Kine Weekly wrote: "Orb's Nudist Paradise has been doing very well in its first engagements in the U.S. In the 483 seater Studio cinema, Philadelphia, it took a record 12,000 dollars in the first six days and, in San Diego, the first four days were 14,000 dollars."

=== Critical ===
The Monthly Film Bulletin wrote: "The story, dialogue and performances are as inept as in most nudist productions, but Nudist Paradise, proudly introduced as the first British film on the subject, is at least in better physical condition than the pre-war productions we have recently seen.
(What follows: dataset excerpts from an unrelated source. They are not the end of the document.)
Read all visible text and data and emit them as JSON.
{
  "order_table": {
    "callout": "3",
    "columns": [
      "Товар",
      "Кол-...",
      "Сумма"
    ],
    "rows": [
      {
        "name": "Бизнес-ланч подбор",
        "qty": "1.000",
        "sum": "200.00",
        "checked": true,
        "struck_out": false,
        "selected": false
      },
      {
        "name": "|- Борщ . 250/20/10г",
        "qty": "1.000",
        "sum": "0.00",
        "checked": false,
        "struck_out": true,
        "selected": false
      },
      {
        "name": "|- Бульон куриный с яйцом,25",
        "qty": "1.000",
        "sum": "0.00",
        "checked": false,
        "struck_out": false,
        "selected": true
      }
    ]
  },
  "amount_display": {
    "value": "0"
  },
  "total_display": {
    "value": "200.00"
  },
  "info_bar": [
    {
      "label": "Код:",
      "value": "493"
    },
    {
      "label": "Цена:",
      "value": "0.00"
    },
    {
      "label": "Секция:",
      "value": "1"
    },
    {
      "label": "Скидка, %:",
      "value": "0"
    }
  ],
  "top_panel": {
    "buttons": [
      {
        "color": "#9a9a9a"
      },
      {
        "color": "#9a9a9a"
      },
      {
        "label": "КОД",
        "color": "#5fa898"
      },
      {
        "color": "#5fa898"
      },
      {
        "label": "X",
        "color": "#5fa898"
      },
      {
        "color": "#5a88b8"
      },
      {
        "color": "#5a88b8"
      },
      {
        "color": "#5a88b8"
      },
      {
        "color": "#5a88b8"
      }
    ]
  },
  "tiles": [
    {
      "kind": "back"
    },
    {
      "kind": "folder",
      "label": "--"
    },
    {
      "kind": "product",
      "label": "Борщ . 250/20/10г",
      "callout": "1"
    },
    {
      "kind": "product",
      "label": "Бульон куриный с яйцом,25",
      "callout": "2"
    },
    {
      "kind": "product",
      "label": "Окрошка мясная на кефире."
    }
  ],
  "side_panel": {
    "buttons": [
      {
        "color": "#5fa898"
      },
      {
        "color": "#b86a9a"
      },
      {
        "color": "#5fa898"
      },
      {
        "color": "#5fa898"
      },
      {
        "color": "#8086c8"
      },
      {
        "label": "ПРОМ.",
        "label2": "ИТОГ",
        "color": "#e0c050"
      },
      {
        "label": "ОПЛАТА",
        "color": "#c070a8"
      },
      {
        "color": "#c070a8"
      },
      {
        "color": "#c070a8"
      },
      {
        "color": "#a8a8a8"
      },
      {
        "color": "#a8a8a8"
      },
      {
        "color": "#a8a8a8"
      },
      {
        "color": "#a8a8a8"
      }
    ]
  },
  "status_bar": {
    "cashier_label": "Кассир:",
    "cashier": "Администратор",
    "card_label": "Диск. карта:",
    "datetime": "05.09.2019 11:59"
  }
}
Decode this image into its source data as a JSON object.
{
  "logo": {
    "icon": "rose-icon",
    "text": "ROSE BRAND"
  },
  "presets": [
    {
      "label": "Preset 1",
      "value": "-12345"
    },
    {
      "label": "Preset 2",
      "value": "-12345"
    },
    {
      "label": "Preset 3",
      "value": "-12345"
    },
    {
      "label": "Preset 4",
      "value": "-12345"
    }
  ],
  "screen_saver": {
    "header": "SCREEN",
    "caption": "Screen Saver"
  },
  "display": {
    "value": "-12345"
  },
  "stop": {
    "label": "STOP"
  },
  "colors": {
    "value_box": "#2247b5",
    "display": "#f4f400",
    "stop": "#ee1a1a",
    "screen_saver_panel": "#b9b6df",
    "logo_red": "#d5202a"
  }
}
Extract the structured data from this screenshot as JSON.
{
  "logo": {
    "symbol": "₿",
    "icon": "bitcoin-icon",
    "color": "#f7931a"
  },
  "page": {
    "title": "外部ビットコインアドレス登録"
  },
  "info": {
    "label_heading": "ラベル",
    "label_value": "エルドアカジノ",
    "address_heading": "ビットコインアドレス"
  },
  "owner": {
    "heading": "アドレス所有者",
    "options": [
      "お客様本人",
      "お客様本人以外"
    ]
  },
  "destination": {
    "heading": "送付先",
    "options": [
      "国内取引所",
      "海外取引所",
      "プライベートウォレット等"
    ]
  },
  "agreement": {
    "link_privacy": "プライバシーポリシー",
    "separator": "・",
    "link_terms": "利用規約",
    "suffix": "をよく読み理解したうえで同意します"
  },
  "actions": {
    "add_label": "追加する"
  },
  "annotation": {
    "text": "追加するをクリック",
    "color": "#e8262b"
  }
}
The sole attractions of Spielplatz appear to be a pool, a badminton court and a trampoline, each shown at exhausting length. The story is told in flashback by a woman interviewer and also by an off-screen male commentator, who at one point interviews a character in the film. Other surprises include a Miss Venus contest in which half-a-dozen girls each go through the same six poses – ranging from "Sports Girl" to "Psyche at the Bath" – one after the other; and a camp fire sing-song in which a single harmonica on the screen becomes a guitar band with a rock 'n' roll style choir on the sound track. The editing, even for this kind of film, is remarkably incompetent; and the lingering undressing and bedroom scenes and the dialogue's doubles entendres, not all of which can be entirely accidental, make the film's motives rather suspect."

Variety wrote: "There's nothing objectionable about Nudist Paradise. It is just trite, and rather stupid. ... it is simply a piece of unwieldy propaganda for naturism, which will appeal only to sun-worshippers and the curious, but which has obvious angles of exploitation. ... Helen Wiggins' editing is erratic and, in juxtaposition to some stilted dialog, occasionally raises unintended yocks."

Sight and Sound wrote: "Romance in the raw, and as tedious in its moments of deliberate salacity as it is awesomely incompetent in its making. British, and apparently proud of it."

In The British 'B' Film, Chibnall and McFarlane wrote that in 1959–1960 "the fledgling British cinema of exploitation was beginning to flap its wings, encouraged by liberal classifications from the BBFC, which gave ‘A’ certificates to ‘naturist’ films including Nudist Paradise ... filmed extravagantly in Eastman Color and 'Nudiscope' with an on-screen endorsement from the Duke of Bedford."